Но простота как руководящий принцип конструирования концептуальных схем — не такая уж ясная и недвусмысленная идея; она вполне способна задать двойной или множественный стандарт. Представим себе, например, что мы изобрели самый экономичный набор понятий, пригодных для детального отчета о непосредственном опыте. Допустим, что сущности, предполагаемые этой схемой, — значения связанных переменных - представляют собой индивидуальные субъективные события ощущения или рефлексии. Мы все же, несомненно, обнаружим, что физикалистская концептуальная схема, нацеленная на описание внешних объектов, дает большие преимущества при упрощении всех наших отчетов. Сводя воедино рассеянные чувственные события и имея с ними дело как с восприятиями одного объекта, мы сводим сложность нашего потока опыта к управляемой концептуальной простоте. Правило простоты, конечно, является нашей руководящей максимой, когда мы закрепляем за чувственными данными объекты: мы связываем предыдущее и последующее ощущение круглого с одним и тем же так называемым пенни или с двумя разными так называемыми пенни, подчиняясь требованиям максимальной простоты нашей совокупной картины мира
Здесь у нас есть две конкурирующие концептуальные схемы: феноменалистская и физикалистская. Какая из них победит? Каждая имеет свои преимущества, каждая по-своему проста Каждая, я полагаю, заслуживает, чтобы ее развивали О каждой действительно можно сказать, что она фундаментальнее, хотя и в разных смыслах: одна — эпистемологически фундаментальна, другая — физически.

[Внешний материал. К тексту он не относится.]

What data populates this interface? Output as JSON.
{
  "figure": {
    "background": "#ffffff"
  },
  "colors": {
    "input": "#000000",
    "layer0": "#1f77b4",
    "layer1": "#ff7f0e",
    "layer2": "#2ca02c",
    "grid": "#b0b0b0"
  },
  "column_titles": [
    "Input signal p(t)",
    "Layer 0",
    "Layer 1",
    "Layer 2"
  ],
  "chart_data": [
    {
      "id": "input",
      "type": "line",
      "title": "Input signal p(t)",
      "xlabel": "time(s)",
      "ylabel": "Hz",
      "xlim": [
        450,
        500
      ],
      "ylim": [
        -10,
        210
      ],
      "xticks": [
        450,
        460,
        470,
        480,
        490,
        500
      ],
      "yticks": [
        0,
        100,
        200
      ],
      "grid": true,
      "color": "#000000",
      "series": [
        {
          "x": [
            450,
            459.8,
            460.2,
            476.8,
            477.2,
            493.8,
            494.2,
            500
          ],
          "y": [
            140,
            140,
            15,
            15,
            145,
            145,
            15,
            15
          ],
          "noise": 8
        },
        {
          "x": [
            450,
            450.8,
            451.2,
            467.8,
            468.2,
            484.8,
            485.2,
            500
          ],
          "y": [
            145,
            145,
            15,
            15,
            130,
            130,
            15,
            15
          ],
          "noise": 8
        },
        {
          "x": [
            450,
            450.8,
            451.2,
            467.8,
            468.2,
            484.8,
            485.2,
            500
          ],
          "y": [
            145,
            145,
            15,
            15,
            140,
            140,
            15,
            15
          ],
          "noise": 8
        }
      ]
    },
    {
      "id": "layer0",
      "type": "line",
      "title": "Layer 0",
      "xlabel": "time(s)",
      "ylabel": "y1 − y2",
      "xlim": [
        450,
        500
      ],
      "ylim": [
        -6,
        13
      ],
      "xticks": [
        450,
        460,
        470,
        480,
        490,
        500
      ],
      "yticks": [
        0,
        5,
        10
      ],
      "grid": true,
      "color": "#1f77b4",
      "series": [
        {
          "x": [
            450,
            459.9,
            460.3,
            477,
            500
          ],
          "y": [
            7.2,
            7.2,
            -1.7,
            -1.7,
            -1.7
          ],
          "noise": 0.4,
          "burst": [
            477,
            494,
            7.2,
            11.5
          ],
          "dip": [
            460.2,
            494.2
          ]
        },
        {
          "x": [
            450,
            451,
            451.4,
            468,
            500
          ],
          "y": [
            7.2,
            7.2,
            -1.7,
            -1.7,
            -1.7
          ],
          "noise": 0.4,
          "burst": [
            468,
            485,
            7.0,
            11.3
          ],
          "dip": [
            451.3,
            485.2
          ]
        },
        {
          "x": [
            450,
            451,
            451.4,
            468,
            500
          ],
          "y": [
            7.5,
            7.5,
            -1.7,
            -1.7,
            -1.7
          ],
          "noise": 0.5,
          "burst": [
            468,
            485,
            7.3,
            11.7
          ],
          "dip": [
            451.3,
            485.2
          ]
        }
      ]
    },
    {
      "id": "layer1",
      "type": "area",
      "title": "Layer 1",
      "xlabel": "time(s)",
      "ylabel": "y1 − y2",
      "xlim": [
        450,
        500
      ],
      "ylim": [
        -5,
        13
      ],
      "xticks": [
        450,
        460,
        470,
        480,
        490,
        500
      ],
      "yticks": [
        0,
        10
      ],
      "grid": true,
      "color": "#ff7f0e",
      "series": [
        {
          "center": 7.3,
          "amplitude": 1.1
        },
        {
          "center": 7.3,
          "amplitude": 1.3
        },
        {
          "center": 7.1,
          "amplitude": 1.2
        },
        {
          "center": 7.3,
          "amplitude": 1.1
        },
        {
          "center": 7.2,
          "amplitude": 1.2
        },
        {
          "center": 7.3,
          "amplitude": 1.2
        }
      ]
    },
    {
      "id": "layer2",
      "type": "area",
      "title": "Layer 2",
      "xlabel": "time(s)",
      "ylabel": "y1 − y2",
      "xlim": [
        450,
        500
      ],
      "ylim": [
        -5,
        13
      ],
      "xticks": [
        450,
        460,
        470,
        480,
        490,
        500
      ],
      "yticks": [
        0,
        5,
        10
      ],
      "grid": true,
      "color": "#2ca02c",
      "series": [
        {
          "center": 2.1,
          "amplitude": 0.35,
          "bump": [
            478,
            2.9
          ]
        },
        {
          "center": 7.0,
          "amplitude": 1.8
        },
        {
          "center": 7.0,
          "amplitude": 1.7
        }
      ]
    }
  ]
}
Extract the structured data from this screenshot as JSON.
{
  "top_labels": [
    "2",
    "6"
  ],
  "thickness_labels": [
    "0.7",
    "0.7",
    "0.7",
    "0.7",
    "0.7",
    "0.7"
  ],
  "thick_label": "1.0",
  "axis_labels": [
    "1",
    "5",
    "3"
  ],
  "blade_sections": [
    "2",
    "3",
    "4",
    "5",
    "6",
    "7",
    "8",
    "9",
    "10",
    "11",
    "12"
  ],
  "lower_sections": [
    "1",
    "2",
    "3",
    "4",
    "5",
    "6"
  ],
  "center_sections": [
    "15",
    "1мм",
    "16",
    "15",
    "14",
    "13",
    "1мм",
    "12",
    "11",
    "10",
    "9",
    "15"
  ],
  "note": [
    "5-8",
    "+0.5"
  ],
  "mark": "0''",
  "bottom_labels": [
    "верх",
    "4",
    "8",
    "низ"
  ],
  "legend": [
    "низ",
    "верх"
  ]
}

Физическая концептуальная схема упрощает наше описание опыта, поскольку позволяет связывать мириады разрозненных чувственных событий с единичными так называемыми объектами; но все же неправдоподобно, чтобы каждое предложение о физических объектах можно было действительно перевести на феноменалистический язык каким угодно сложным и непрямым способом. Физические объекты — это постулированные сущности, завершающие и упрощающие наше описание потока опыта, точно так же, как введение иррациональных чисел упрощает законы арифметики. С точки зрения только концептуальной схемы элементарной арифметики рациональных чисел расширенная арифметика рациональных и иррациональных чисел имела бы статус удобного мифа, более простого, чем буквальная истина (а именно арифметика рациональных чисел), и все же содержащая эту буквальную истину как свою отдельную часть. Подобным образом с феноменалистической точки зрения концептуальная схема физических объектов представляет собой удобный миф, более простой, чем буквальная истина, и все же содержащий ее как свою отдельную часть[12].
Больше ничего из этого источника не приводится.